Even without any knowledge of the Force, she still did find her own way to gravitate towards making connections with her environment. Becoming reliant on tactile sensation was just a bad habit she’d picked up when she withdrew from other people. Thinking of herself as nothing kept her in a state of mind where she felt severed from everything and everyone, that the worlds outside her senses were kept entire apart from herself.
“I’ve been working with my hands as long as I can remember.” To her, working with her hands meant that she was better working with her hands. It required a wisdom deeper than her own to understand that her relationship with the Force was sculpted by her perceptions, that withdrawing from others made it more difficult for her to connect with them, and how retreating into herself also distanced her mind from her surroundings. Working with machines made her part of something in a way that she could understand, and it did more to free her soul than imprison her.
She tried puzzling it out the way a mechanic would, deciding to try “proper” levitation techniques with her tools to rise above relying on her hands.
The lightsabers were still an exciting prospect. When Vera’Thral mentioned them, Yulie immediately imagined herself building one by assembling it telekinetically, levitating several tools in the process. Even though she still don’t know how lightsabers functioned, she must have built a hundred of them in her head. Despite that excitement, she had something else on her mind for whenever they first arrived: mostly to find out where the mess hall and the hunting grounds were.
Daydreaming of lightsabers and eating, Yulie was snapped back to Reality when Vera’Thral suddenly pointed in her direction. The stone launched at the gesture, too high for the girl to flinch or instinctively duck, and since it followed the path of the Vratix’s finger it stood to reason that Vera’Thral wasn’t trying to direct her attention. So Yulie just stuck her arm up to catch it without having any time to give it any thought.
Yulie felt it thwack against the upper tip of her middle finger, even though she didn’t even touch it at all. The stone, several inches higher than furthest the girl could reach even if she jumped, suddenly jerked upwards as if bouncing off an invisible wall, and it froze in midair when the Dathomirian clenched her hand shut, thinking she could grab it.

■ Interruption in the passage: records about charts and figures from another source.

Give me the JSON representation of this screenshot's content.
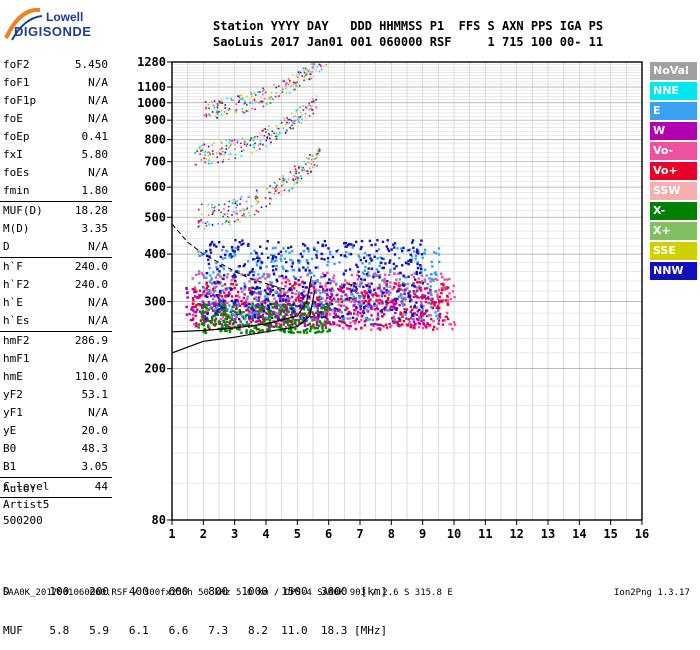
{
  "logo": {
    "line1": "Lowell",
    "line2": "DIGISONDE"
  },
  "header": {
    "line1": "Station YYYY DAY   DDD HHMMSS P1  FFS S AXN PPS IGA PS",
    "line2": "SaoLuis 2017 Jan01 001 060000 RSF     1 715 100 00- 11"
  },
  "params": [
    {
      "name": "foF2",
      "value": "5.450"
    },
    {
      "name": "foF1",
      "value": "N/A"
    },
    {
      "name": "foF1p",
      "value": "N/A"
    },
    {
      "name": "foE",
      "value": "N/A"
    },
    {
      "name": "foEp",
      "value": "0.41"
    },
    {
      "name": "fxI",
      "value": "5.80"
    },
    {
      "name": "foEs",
      "value": "N/A"
    },
    {
      "name": "fmin",
      "value": "1.80"
    },
    {
      "sep": true
    },
    {
      "name": "MUF(D)",
      "value": "18.28"
    },
    {
      "name": "M(D)",
      "value": "3.35"
    },
    {
      "name": "D",
      "value": "N/A"
    },
    {
      "sep": true
    },
    {
      "name": "h`F",
      "value": "240.0"
    },
    {
      "name": "h`F2",
      "value": "240.0"
    },
    {
      "name": "h`E",
      "value": "N/A"
    },
    {
      "name": "h`Es",
      "value": "N/A"
    },
    {
      "sep": true
    },
    {
      "name": "hmF2",
      "value": "286.9"
    },
    {
      "name": "hmF1",
      "value": "N/A"
    },
    {
      "name": "hmE",
      "value": "110.0"
    },
    {
      "name": "yF2",
      "value": "53.1"
    },
    {
      "name": "yF1",
      "value": "N/A"
    },
    {
      "name": "yE",
      "value": "20.0"
    },
    {
      "name": "B0",
      "value": "48.3"
    },
    {
      "name": "B1",
      "value": "3.05"
    },
    {
      "sep": true
    },
    {
      "name": "C-level",
      "value": "44"
    },
    {
      "sep": true
    }
  ],
  "autoscale": [
    "Auto:",
    "Artist5",
    "500200"
  ],
  "legend": [
    {
      "label": "NoVal",
      "color": "#a0a0a0"
    },
    {
      "label": "NNE",
      "color": "#00e6f0"
    },
    {
      "label": "E",
      "color": "#3aa0f0"
    },
    {
      "label": "W",
      "color": "#b000b0"
    },
    {
      "label": "Vo-",
      "color": "#f050a0"
    },
    {
      "label": "Vo+",
      "color": "#e8002a"
    },
    {
      "label": "SSW",
      "color": "#f4b0b0"
    },
    {
      "label": "X-",
      "color": "#008000"
    },
    {
      "label": "X+",
      "color": "#80c060"
    },
    {
      "label": "SSE",
      "color": "#d0d000"
    },
    {
      "label": "NNW",
      "color": "#1010c0"
    }
  ],
  "chart_data": {
    "type": "scatter",
    "xlabel": "",
    "ylabel": "",
    "xlim": [
      1,
      16
    ],
    "ylim": [
      80,
      1280
    ],
    "y_scale": "log",
    "xticks": [
      1,
      2,
      3,
      4,
      5,
      6,
      7,
      8,
      9,
      10,
      11,
      12,
      13,
      14,
      15,
      16
    ],
    "yticks": [
      80,
      200,
      300,
      400,
      500,
      600,
      700,
      800,
      900,
      1000,
      1100,
      1280
    ],
    "grid": true,
    "series": [
      {
        "name": "Vo-",
        "color": "#f050a0",
        "region": {
          "x": [
            1.6,
            10.0
          ],
          "y": [
            255,
            360
          ]
        }
      },
      {
        "name": "Vo+",
        "color": "#e8002a",
        "region": {
          "x": [
            1.6,
            9.8
          ],
          "y": [
            255,
            340
          ]
        }
      },
      {
        "name": "X-",
        "color": "#008000",
        "region": {
          "x": [
            1.8,
            6.0
          ],
          "y": [
            250,
            300
          ]
        }
      },
      {
        "name": "W",
        "color": "#b000b0",
        "region": {
          "x": [
            1.4,
            9.5
          ],
          "y": [
            260,
            330
          ]
        }
      },
      {
        "name": "E",
        "color": "#3aa0f0",
        "region": {
          "x": [
            1.8,
            9.5
          ],
          "y": [
            270,
            420
          ]
        }
      },
      {
        "name": "NNW",
        "color": "#1010c0",
        "region": {
          "x": [
            2.0,
            9.0
          ],
          "y": [
            270,
            440
          ]
        }
      }
    ],
    "echo_traces": [
      {
        "name": "2-hop",
        "x": [
          1.8,
          5.7
        ],
        "y": [
          490,
          720
        ]
      },
      {
        "name": "3-hop",
        "x": [
          1.7,
          5.7
        ],
        "y": [
          720,
          1000
        ]
      },
      {
        "name": "4-hop",
        "x": [
          2.0,
          5.9
        ],
        "y": [
          950,
          1280
        ]
      }
    ],
    "profile_curve": {
      "x": [
        1.0,
        2.0,
        3.0,
        4.0,
        5.0,
        5.4,
        5.55
      ],
      "y": [
        220,
        236,
        242,
        250,
        258,
        275,
        320
      ]
    },
    "virtual_height_curve": {
      "x": [
        1.0,
        2.0,
        3.0,
        4.0,
        5.0,
        5.3,
        5.45
      ],
      "y": [
        250,
        252,
        256,
        262,
        275,
        300,
        350
      ]
    },
    "dashed_curve": {
      "x": [
        1.0,
        1.5,
        2.0,
        2.5,
        3.0,
        3.5,
        4.0,
        4.5,
        5.0
      ],
      "y": [
        480,
        430,
        400,
        380,
        360,
        345,
        335,
        325,
        320
      ]
    }
  },
  "muf_table": {
    "distance_label": "D",
    "distances": [
      "100",
      "200",
      "400",
      "600",
      "800",
      "1000",
      "1500",
      "3000",
      "[km]"
    ],
    "muf_label": "MUF",
    "mufs": [
      "5.8",
      "5.9",
      "6.1",
      "6.6",
      "7.3",
      "8.2",
      "11.0",
      "18.3",
      "[MHz]"
    ]
  },
  "footer": "SAA0K_2017001060000.RSF / 300fx256h 50 kHz 5.0 km / DPS-4 SAA0K 903 / 2.6 S 315.8 E",
  "version": "Ion2Png 1.3.17"
}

When she lowered her hand, so too did the stone descend, but it felt like it was in her palm. She could feel the smoothness of the stone clearly, it was still cool and just a little bit damp in its rocky crevasses. Opening her hand to look at it, Yulie was momentarily confused to see that it wasn’t there, and only when she looked upward did she see it suspended above. It was not in her hand, yet it felt like it was.
The stone rolled and tumbled as she repositioned her hand in different ways. Turning her palm sideways allowed it to fall into the dirt, and with a flick of her wrist it skipped into the water. Thoughts, feelings and matter itself. The Force saw no difference between them, for they were all echoes from the same voice. It was a wisdom that she didn’t completely understand, so she just looked at Vera'Thral with a baffled expression.
“But I thought you said I had to touch things to get a good sense of them?”